/ 2 August 2007

Rape places issue of pornography under spotlight

A 27-year-old man who admits he cannot control his sexual urges will spend 12 years behind bars for raping his 10-year-old cousin.

The man from Orange Farm, south of Johannesburg, told the Vereeniging Circuit Court he committed the crime because of too much pornography.

”I have a serious erection problem. I cannot control myself after I have been aroused.”

He said that after watching pornography he went to his cousin’s bedroom.

”I did not plan to rape her, it just happened.”

Ketso Moorosi-Mabusela, a Johannesburg-based clinical psychologist, told the Mail & Guardian Online on Wednesday that the rape had probably been planned.

”Pornography is stimulation for any person who intends engaging in sexual activity,” she said.

Moorosi-Mabusela said that a victim of such a rape is normally someone that the sexual predator knows and can target easily. ”They [the rapes] are normally preconceived actions, and watching pornography is some form of preparation for the predators.”

Easy access to pornography is a contributing factor to rape, Moorosi-Mabusela said.

”Pornographic images are all over our television screens, hence the large increase in the number of rapes that occur as a result of that.”

The Christian Action Network recently held a rally outside the Cape Town offices of e.tv to protest against the screening of late-night pornography.

Taryn Hodgson, the international coordinator of the Christian Action Network, said porn on free-to-air national television was ”outrageous”.

”There are many parentless homes in South Africa and many homes where children are not supervised as to what they are watching,” said Hodgson.

Members of Africa Christian Action, Christians for Truth and other mission organisations and churches said the films ”fuel rape and abuse”.

Hodgson said e.tv’s executive officer of regulatory affairs, Olefile Bop Tshweu, denied the link between pornography and sexual abuse.

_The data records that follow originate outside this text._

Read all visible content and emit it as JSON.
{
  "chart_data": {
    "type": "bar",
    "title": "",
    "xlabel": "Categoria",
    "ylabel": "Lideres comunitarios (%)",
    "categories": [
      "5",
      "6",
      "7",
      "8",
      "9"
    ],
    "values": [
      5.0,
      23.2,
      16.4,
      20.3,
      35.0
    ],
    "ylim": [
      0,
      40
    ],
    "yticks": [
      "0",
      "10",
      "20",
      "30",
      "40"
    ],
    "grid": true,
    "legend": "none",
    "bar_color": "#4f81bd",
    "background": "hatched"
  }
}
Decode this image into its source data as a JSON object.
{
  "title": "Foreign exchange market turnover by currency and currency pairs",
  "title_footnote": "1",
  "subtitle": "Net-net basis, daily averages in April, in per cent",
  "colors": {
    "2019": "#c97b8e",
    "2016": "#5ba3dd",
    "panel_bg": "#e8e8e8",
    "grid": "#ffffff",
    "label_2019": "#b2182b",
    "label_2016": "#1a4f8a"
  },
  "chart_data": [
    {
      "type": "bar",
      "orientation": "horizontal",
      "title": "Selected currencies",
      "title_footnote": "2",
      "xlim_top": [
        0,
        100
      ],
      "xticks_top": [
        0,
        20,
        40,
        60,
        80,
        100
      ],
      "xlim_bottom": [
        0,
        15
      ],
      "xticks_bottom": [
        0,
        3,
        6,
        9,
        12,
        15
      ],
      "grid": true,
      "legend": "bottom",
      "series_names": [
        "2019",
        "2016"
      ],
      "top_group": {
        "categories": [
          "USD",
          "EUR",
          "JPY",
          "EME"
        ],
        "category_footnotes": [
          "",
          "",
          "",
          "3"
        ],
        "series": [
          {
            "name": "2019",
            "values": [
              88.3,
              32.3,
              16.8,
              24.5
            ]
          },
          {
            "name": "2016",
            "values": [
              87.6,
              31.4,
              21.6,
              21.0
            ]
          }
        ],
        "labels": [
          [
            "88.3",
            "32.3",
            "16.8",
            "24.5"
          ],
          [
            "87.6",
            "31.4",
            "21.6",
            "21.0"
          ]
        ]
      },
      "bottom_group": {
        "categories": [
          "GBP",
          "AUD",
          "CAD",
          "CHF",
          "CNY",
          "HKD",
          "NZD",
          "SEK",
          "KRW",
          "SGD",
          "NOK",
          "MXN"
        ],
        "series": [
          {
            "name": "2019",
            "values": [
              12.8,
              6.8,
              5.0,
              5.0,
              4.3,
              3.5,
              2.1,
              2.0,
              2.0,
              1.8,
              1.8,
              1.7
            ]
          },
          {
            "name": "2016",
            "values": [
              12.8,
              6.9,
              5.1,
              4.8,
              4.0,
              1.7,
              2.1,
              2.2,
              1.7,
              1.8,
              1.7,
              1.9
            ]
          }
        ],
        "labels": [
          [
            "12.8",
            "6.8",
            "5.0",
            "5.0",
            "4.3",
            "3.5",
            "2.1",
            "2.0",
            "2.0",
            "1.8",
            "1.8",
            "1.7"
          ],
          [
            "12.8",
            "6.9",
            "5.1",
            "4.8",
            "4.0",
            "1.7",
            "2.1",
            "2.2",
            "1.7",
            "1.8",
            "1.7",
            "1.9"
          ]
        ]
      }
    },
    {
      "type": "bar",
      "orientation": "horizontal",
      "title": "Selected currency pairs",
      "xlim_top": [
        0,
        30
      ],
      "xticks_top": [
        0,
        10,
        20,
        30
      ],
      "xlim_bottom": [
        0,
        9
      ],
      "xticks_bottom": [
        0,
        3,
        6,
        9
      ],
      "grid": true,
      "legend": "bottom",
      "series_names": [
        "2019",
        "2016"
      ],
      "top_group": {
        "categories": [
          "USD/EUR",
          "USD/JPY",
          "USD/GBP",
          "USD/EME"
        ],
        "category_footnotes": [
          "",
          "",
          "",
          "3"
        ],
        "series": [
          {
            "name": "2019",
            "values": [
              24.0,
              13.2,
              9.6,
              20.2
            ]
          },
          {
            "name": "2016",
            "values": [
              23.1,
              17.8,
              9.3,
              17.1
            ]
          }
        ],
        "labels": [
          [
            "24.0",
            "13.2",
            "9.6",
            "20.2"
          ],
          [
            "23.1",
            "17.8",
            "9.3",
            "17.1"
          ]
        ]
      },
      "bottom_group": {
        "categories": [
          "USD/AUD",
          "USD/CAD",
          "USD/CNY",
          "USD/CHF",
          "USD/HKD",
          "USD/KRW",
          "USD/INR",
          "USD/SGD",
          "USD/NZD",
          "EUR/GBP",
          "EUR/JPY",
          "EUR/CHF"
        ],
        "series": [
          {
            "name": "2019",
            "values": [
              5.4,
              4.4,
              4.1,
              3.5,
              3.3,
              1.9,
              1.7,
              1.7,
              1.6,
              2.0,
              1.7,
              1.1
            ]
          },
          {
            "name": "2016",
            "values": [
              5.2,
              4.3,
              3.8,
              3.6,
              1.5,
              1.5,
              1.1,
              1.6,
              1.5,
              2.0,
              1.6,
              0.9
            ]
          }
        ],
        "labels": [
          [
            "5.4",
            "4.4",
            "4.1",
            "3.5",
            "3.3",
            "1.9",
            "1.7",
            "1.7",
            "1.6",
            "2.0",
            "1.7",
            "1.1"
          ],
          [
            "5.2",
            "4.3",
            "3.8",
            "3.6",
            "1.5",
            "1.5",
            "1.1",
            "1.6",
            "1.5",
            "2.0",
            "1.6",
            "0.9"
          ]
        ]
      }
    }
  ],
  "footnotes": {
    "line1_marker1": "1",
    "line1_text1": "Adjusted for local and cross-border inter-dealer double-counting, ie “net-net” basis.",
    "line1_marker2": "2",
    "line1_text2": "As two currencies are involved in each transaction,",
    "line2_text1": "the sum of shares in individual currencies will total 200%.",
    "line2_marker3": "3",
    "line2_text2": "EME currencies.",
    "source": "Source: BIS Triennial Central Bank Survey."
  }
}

”We submit that in broadcasting these films the time slot is appropriate, the warnings are adequate, the content does not breach the code and there is no evidence that these films contribute to sexual crimes,” Tshweu wrote in response to a letter presented by the Christian network to e.tv.

Hodgson said that it is unfortunate that it is not known what kind of pornography was watched by the Vereeniging rapist, but ”pornography is the theory and rape is the practice”.

Hodgson insists that rape statistics escalated dramatically after the legalisation of pornography in 1992. ”Police records show that reported child rape increased from 3 600 in 1992 to almost 15 000 in 1996.”

People Opposing Woman Abuse’s Delphine Serumaga told the M&G Online that the laws on pornography in South Africa are not strict enough. ”If we would pay to close attention to the way that pornography objectifies women maybe the laws on pornography would be more stringent,” she said.